Recently, a friend of mine, James, was wondering which country song was, in his words, “the most satisfying musically.” He stipulated that lyrics could not be taken into account; he wanted a song that stood out simply for its musicality. He had asked my boyfriend Rob, a fellow fan and student of country music, and Rob and I were stumped for some time. It’s more of a difficult question than it seems because country is a lyric-driven genre. Musical arrangements are generally simple, and it’s hard to find something especially mind-blowing musically within a genre that relies so heavily on storytelling to make its points. The best answer I could come up with at the time was Reba’s “The Night the Lights went out in Georgia.” but I didn’t have access to this album then. Way out West has not earned this rating for its lyrical content, and I think it will be misunderstood and perhaps underappreciated by some for that reason. Country listeners generally look for a story, for honest and clever songwriting, and that part of this record won’t blow you away. but what Marty Stuart has done here musically, capturing a place and time and setting it so perfectly to music, cannot be ignored, and the fact that his vision did not come lyrically makes it even more of a risk within the country format and therefore all the more remarkable.
That’s not to say that the lyrics are a weak point of this album, but you won’t find moments of lyrical brilliance. On a good portion of it, you won’t find lyrics at all. They seem to be placed into songs almost as an afterthought, and only where they belong. Probably the best songwriting comes on the title track, and there are some nice lyrical moments in “air Mail Special,” “Whole Lotta Highway,” and “Please don’t Say Goodbye” as well. As I say, it’s certainly not a weak point, but there is no cohesive story running through this record in the lyrics, and they won’t blow you out of the water on their own.
The story, and the thing that will blow you out of the water, is in the music and mood. The songs and lyrics aren’t all about the American West, but this record is western through and through. Like last year’s Southern Family, this is a portrait of a place and culture. But Southern Family relied on stories to be southern; this record relies on sound and mood to be western. There’s Native American influence and Mexican influence too, arguably making this an even better representation than Southern Family, a record noticeably lacking in African-American influence and thus ignoring a major part of Southern culture. Marty Stuart recognizes that Native American and Mexican influence are as important in painting a portrait of the west as desert ballads. The aforementioned “Please don’t Say Goodbye” has absolutely nothing to do with the West; you won’t even hear references to deserts or California or wide open spaces here, like you do on some of the other tracks that otherwise aren’t really about the West, but there’s still no doubt that this song is western and belongs on the record. It’s in the music and mood, and it allows Marty Stuart to explore other lyrical themes and still produce a cohesive album.

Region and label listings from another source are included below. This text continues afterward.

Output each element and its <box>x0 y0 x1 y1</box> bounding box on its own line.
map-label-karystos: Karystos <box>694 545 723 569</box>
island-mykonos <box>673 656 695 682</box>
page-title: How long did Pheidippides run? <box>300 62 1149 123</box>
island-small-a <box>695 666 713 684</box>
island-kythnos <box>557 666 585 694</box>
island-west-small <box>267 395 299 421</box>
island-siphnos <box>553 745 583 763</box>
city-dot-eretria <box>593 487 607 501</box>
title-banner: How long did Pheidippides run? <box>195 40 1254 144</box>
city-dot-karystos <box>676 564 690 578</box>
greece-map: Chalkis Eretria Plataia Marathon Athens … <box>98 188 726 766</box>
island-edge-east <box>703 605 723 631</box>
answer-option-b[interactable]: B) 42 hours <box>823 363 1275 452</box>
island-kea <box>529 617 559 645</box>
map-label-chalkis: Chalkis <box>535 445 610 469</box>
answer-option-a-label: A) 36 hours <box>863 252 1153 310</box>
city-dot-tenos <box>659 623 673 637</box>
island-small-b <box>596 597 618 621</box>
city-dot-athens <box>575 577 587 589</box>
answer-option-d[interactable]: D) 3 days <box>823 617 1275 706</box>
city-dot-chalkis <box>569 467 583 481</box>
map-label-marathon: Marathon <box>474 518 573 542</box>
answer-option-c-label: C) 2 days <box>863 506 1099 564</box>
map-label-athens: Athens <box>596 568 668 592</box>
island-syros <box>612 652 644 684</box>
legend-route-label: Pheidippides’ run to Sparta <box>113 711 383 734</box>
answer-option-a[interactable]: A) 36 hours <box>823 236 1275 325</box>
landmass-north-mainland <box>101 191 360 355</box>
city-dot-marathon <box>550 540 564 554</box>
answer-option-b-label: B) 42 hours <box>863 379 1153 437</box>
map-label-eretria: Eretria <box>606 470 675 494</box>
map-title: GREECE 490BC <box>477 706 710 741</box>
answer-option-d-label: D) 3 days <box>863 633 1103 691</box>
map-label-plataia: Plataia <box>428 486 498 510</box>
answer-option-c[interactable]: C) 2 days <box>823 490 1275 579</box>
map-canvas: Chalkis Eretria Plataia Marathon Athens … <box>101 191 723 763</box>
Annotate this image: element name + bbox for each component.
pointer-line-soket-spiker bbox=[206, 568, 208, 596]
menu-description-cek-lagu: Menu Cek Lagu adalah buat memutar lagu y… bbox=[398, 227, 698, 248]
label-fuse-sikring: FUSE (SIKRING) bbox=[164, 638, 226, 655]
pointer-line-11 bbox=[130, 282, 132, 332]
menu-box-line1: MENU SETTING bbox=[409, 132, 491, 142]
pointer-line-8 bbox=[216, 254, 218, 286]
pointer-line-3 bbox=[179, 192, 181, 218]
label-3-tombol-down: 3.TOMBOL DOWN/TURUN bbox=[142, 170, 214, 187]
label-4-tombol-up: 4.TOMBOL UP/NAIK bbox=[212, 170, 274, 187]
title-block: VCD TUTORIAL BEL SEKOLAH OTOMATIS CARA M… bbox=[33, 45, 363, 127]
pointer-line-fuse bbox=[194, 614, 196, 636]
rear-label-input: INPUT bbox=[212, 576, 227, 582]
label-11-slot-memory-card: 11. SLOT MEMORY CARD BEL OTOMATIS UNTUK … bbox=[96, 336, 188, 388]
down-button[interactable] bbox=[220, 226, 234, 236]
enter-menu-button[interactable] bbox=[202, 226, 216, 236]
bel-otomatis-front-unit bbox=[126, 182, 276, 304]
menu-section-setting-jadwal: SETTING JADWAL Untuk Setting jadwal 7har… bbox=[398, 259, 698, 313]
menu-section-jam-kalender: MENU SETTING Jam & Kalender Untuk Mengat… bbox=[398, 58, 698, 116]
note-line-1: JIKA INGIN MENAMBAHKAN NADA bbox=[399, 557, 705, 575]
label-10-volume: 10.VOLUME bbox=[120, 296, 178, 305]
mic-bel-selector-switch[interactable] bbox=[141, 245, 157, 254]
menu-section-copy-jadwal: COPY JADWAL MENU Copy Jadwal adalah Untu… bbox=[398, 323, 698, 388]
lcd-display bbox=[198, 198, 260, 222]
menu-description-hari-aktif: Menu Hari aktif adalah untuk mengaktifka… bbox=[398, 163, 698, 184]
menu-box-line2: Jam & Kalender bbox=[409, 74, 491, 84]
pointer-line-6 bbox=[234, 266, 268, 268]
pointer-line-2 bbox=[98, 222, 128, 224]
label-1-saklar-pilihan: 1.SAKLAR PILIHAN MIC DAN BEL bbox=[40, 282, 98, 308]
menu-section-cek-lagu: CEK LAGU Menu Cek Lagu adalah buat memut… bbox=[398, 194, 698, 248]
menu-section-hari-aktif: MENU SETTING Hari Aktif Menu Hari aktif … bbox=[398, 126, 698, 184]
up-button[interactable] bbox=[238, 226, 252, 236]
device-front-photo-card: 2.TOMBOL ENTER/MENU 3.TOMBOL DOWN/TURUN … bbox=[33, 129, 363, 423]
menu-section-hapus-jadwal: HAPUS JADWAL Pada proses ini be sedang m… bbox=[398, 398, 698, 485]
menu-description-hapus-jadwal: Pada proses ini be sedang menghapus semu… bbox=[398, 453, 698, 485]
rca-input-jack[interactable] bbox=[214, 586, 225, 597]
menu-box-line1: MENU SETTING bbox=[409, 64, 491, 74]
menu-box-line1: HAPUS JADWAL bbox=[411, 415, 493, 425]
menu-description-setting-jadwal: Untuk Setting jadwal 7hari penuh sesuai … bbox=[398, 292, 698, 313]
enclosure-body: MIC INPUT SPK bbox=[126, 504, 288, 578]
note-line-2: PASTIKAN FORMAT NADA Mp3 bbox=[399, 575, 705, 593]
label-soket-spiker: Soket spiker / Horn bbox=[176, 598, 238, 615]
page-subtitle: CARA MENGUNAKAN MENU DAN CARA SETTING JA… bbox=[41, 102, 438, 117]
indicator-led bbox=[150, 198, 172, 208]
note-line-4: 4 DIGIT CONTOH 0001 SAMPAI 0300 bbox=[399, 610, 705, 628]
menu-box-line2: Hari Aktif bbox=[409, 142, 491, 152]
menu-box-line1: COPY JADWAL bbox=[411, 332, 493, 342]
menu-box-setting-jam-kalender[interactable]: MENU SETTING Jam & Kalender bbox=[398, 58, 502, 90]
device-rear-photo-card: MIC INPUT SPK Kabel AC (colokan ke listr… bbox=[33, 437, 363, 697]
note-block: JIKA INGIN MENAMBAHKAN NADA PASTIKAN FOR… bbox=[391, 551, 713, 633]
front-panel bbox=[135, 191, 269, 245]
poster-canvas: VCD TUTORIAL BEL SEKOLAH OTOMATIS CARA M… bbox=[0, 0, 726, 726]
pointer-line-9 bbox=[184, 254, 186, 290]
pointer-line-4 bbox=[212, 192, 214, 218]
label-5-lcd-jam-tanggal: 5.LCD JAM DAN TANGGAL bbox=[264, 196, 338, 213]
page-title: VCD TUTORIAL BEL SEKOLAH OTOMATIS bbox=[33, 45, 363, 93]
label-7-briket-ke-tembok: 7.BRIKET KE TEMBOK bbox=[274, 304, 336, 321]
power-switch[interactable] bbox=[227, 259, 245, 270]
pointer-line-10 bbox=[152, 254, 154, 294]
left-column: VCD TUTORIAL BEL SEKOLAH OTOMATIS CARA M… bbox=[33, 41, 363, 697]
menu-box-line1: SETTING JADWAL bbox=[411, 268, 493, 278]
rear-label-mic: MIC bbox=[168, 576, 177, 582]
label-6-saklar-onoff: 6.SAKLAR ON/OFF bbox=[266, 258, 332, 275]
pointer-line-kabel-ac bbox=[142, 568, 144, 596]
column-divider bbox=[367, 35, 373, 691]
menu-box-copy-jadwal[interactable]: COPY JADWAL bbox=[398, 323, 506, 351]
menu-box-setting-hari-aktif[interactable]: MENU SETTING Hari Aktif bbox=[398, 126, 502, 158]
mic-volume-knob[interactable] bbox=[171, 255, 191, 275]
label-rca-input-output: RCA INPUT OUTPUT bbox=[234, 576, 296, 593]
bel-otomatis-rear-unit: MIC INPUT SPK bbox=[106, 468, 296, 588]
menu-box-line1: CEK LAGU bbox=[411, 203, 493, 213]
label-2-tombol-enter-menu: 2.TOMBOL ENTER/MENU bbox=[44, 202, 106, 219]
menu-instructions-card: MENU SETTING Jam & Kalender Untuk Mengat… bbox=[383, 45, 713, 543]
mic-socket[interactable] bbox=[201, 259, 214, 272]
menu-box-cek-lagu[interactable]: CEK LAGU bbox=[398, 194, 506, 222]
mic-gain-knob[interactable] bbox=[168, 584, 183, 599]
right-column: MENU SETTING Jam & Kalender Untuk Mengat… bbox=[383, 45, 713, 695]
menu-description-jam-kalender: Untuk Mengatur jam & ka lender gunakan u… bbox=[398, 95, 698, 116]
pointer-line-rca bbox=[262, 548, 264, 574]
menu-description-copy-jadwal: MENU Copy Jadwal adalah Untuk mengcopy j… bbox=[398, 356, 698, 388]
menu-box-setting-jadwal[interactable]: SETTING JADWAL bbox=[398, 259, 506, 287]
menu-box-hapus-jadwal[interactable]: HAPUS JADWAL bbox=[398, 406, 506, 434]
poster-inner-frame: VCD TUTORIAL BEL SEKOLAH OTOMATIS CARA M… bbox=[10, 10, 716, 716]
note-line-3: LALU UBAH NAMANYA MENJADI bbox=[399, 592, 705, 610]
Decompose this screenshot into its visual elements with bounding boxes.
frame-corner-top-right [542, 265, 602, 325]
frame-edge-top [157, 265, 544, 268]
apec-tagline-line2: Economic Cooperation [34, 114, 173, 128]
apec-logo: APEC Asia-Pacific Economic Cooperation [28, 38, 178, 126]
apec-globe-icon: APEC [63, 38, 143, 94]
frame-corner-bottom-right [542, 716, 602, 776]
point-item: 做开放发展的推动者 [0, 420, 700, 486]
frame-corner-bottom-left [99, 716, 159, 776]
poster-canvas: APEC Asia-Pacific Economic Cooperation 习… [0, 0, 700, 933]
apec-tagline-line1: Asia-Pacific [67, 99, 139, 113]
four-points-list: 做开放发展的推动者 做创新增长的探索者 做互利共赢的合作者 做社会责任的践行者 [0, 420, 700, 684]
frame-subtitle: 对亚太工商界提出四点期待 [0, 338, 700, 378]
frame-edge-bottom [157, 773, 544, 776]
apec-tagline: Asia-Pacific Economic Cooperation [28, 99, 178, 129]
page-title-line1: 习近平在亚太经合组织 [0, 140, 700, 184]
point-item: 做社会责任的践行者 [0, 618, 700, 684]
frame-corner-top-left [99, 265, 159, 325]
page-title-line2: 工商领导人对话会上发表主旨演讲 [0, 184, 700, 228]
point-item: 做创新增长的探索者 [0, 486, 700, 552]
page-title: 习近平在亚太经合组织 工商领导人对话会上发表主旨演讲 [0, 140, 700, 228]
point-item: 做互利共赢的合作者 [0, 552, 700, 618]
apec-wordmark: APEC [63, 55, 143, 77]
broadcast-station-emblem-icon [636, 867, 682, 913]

It’s also why there are so many instrumental tracks and why this review isn’t a track-by-track affair. When you drive across west Texas, and there’s emptiness around you for miles, words can’t do justice to the way you feel. The same thing applies to the mountains in Colorado and the Badlands in South Dakota. Words would be inadequate to describe any of this, and yet somehow this record paints pictures of it all. You get the feeling listening that Marty Stuart felt that, in some places, words would just be interrupting, and far be it for me to take an experience like this and break it down into words and tracks. And by the way, credit to The fabulous Superlatives, relied on so heavily to make this album and these pictures come alive.
All I can say about this record is go listen to it. Nothing I can write here will do it justice because it is an album meant to be heard to be fully appreciated. I said on Twitter, and Leon of Country Music Minds quoted me, that you have to be in a very specific, not necessarily sober, mindset to fully get this, and I think that’s especially true after a couple listens. But sober or not, it can blow you away if you listen, and if you’re in the right frame of mind to enjoy it. As I said, I think some will misunderstand it because country is such a lyrically focused genre, but this album tells a story in an understated way, in a way that so few country projects have done, and the risk it takes should be commended. Now, stop reading this and go listen to the best album of 2017 so far.